Zitat von sysopKritik an der Kanzlerin, Frust über miserable Umfragewerte: Die Zeiten für die Union werden schwieriger. Wie angeschlagen ist Angela Merkel?
"Angezählt" wäre der bessere Ausdruck! Bis September werden wir uns noch alle sehr wundern!
Nov 24.03.2009
2. ...
Zitat von sysopKritik an der Kanzlerin, Frust über miserable Umfragewerte: Die Zeiten für die Union werden schwieriger. Wie angeschlagen ist Angela Merkel?
Von "angeschlagen" kann man bei ihrer persönlichen Zustimmung in der Bevölkerung nicht sprechen. Die Union ist die Angeschlagene, weil Merkels Programmwilderei bei Grünen und Sozialdemokraten der Partei weitgehend ihr bürgerliches, christliches und wirtschaftsliberales Profil gekostet hat. Merkel selbst dagegen ist, trotz ihrer zahlreichen politischen Feinde, immernoch felsenfest im Sattel. Ob das nun so gerechtfertigt ist, ist wieder eine andere Sache. War aber auch nicht gefragt.
K. S. 24.03.2009
3.
Zitat von NovVon "angeschlagen" kann man bei ihrer persönlichen Zustimmung in der Bevölkerung nicht sprechen.

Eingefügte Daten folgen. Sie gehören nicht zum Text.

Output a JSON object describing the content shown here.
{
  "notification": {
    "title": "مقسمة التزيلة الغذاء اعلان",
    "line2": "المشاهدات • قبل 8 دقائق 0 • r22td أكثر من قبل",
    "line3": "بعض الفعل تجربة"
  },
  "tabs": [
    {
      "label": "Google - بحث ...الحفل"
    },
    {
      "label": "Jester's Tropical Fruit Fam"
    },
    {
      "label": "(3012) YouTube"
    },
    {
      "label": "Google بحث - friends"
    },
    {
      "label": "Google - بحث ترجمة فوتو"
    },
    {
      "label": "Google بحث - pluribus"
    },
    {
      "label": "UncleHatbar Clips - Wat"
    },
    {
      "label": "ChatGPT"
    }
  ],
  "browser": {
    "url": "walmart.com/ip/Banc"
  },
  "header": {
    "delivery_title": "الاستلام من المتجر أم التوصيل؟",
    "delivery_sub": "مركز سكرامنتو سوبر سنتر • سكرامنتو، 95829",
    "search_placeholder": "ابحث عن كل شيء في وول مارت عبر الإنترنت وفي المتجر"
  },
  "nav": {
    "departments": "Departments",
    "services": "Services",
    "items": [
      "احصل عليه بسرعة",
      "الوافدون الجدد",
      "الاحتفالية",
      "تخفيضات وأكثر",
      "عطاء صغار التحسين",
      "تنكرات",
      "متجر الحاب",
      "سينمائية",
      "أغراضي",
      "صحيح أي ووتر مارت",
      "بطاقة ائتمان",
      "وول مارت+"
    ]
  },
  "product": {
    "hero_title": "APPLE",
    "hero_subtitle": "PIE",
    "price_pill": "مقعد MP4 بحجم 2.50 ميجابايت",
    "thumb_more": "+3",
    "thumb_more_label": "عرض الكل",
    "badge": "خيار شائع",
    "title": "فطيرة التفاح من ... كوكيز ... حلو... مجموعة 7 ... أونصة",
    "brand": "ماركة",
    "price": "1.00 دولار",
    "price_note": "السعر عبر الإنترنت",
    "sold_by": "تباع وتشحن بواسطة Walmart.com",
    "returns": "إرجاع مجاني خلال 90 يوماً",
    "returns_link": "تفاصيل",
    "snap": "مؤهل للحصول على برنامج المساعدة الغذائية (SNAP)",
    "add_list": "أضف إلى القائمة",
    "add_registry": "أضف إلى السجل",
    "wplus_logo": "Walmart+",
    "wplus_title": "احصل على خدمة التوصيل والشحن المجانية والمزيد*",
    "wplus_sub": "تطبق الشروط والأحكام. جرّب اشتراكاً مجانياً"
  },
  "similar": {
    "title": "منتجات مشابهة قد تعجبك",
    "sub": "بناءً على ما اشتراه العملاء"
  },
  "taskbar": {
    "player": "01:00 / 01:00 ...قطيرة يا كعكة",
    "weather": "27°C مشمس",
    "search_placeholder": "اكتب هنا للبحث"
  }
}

Die Union ist die Angeschlagene, weil Merkels Programmwilderei bei Grünen und Sozialdemokraten der Partei weitgehend ihr bürgerliches, christliches und wirtschaftsliberales Profil gekostet hat. Merkel selbst dagegen ist, trotz ihrer zahlreichen politischen Feinde, immernoch felsenfest im Sattel. Ob das nun so gerechtfertigt ist, ist wieder eine andere Sache. War aber auch nicht gefragt.
Anscheinend mögen die Deutschen Politiker die statt Stellung zu beziehen lieber alles aussitzen. ;-)
Hubert Rudnick, 24.03.2009
4. Kritik ist berechtigt
Zitat von sysopKritik an der Kanzlerin, Frust über miserable Umfragewerte: Die Zeiten für die Union werden schwieriger. Wie angeschlagen ist Angela Merkel?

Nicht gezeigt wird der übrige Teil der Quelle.